3 The cubic equation
$$2 z ^ { 3 } + p z ^ { 2 } + q z + 16 = 0$$
where \(p\) and \(q\) are real, has roots \(\alpha , \beta\) and \(\gamma\).
It is given that \(\alpha = 2 + 2 \sqrt { 3 } \mathrm { i }\).
- Write down another root, \(\beta\), of the equation.
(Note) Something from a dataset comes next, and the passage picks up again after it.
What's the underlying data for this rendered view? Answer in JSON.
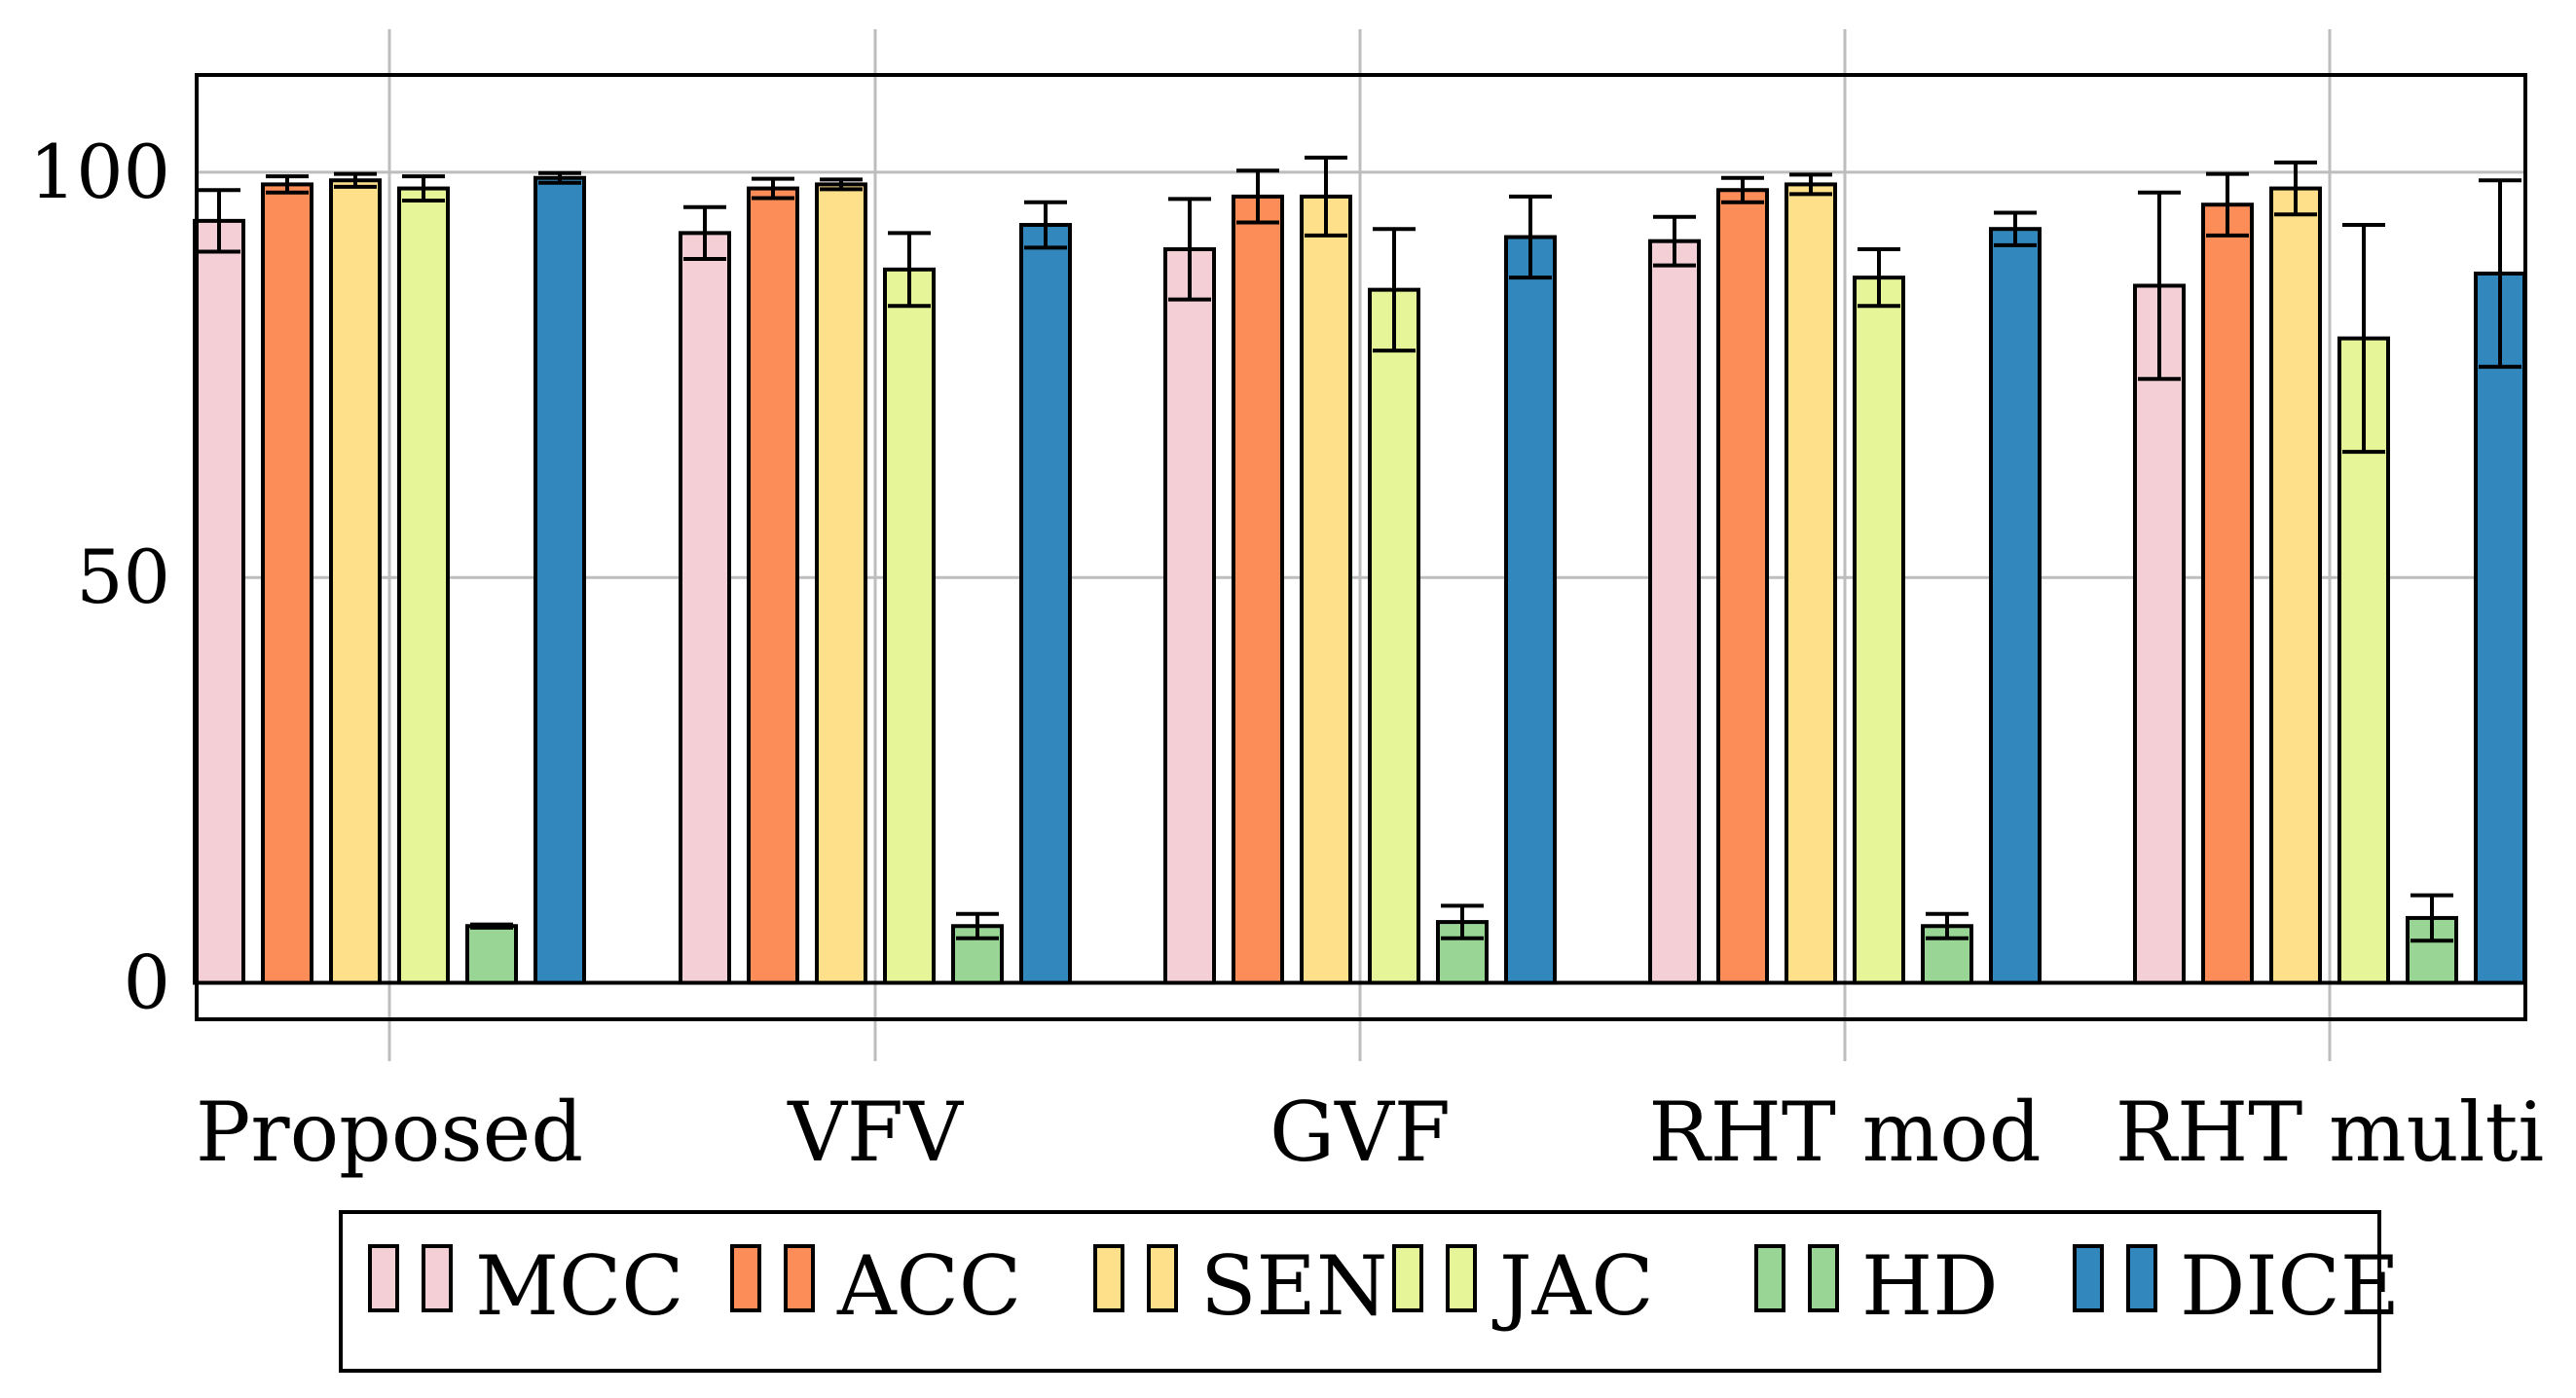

- Find the third root, \(\gamma\).
- Find the values of \(p\) and \(q\).
- Express \(\alpha\) in the form \(r \mathrm { e } ^ { \mathrm { i } \theta }\), where \(r > 0\) and \(- \pi < \theta \leqslant \pi\).
- Show that
$$( 2 + 2 \sqrt { 3 } \mathrm { i } ) ^ { n } = 4 ^ { n } \left( \cos \frac { n \pi } { 3 } + \mathrm { i } \sin \frac { n \pi } { 3 } \right)$$
- Show that
$$\alpha ^ { n } + \beta ^ { n } + \gamma ^ { n } = 2 ^ { 2 n + 1 } \cos \frac { n \pi } { 3 } + \left( - \frac { 1 } { 2 } \right) ^ { n }$$
where \(n\) is an integer.